Scientific classification
- Kingdom: Animalia
- Phylum: Chordata
- Class: Mammalia
- Infraclass: Placentalia
- Order: Rodentia
- Family: Cricetidae
- Subfamily: Arvicolinae
- Genus: Craseomys
- Species: C. rex
- Binomial name: Craseomys rex (Imaizumi, 1971)

= Hokkaido red-backed vole =

- Genus: Craseomys
- Species: rex
- Authority: (Imaizumi, 1971)
- Conservation status: LC

Species of rodent

The Hokkaido red-backed vole (Craseomys rex) is a species of rodent in the family Cricetidae. It is found at high altitudes on the island of Hokkaido in Japan and at lower altitudes on some smaller islands nearby. Its natural habitat is temperate forests.

==Distribution==
The Hokkaido red-backed vole occurs in the southwestern part of Hokkaido in the Hidaka Mountains, Daisetsuzan Volcanic Group, Teshio Mountains, and Kitami Mountains, and Shiribeshi Province, Oshima Subprefecture and Hiyama Subprefecture.
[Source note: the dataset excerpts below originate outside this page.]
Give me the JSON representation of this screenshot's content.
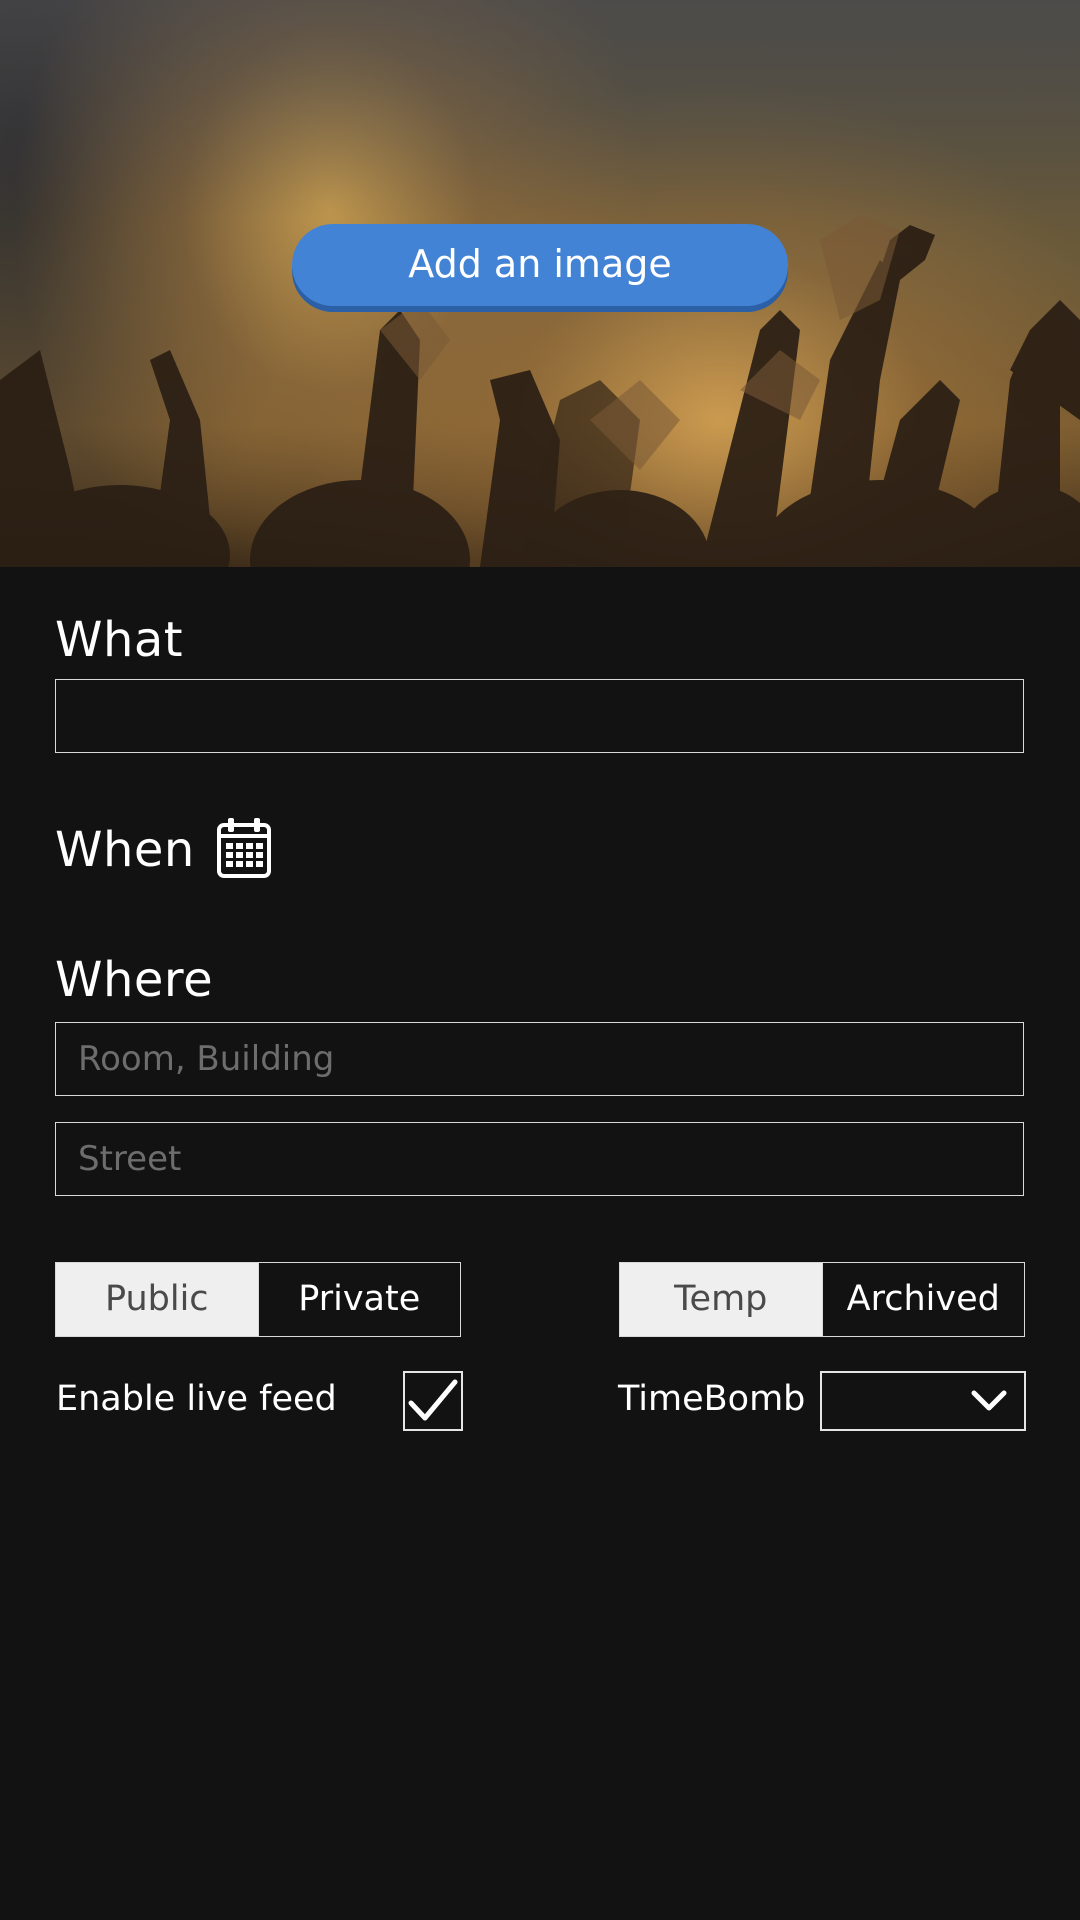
{
  "hero": {
    "add_image_label": "Add an image"
  },
  "form": {
    "what": {
      "label": "What",
      "value": "",
      "placeholder": ""
    },
    "when": {
      "label": "When",
      "icon": "calendar-icon"
    },
    "where": {
      "label": "Where",
      "room_placeholder": "Room, Building",
      "street_placeholder": "Street"
    },
    "visibility": {
      "options": [
        "Public",
        "Private"
      ],
      "selected": "Public"
    },
    "lifetime": {
      "options": [
        "Temp",
        "Archived"
      ],
      "selected": "Temp"
    },
    "live_feed": {
      "label": "Enable live feed",
      "checked": true
    },
    "timebomb": {
      "label": "TimeBomb",
      "value": "",
      "icon": "chevron-down-icon"
    }
  },
  "colors": {
    "background": "#121212",
    "accent_button": "#4383d5",
    "segment_selected": "#efefef",
    "border": "#d9d9d9"
  }
}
It is also present at lower altitudes on the islands of Rishiri and Rebun, as well as Shikotan in the Kuril Islands and Shibotsu in the Habomai Islands. It is found in forests and is an adaptable species. Population genetic structuring is rather strong on Hokkaido, with different regions being characterised by different genetic lineages.

==Status==
Despite having a total area of occupancy of less than 20000 km2 and being considered rare, the Hokkaido red-backed vole is listed as being of "least concern" by the International Union for Conservation of Nature. This is because the population seems stable, the vole faces no significant threats and it is present in some protected areas.

== Further readings ==

- Abramson, N. I. (2009). "New species of Red-Backed Vole (Mammalia: Rodentia: Cricetidae) in fauna of Russia: Molecular and morphologic evidences"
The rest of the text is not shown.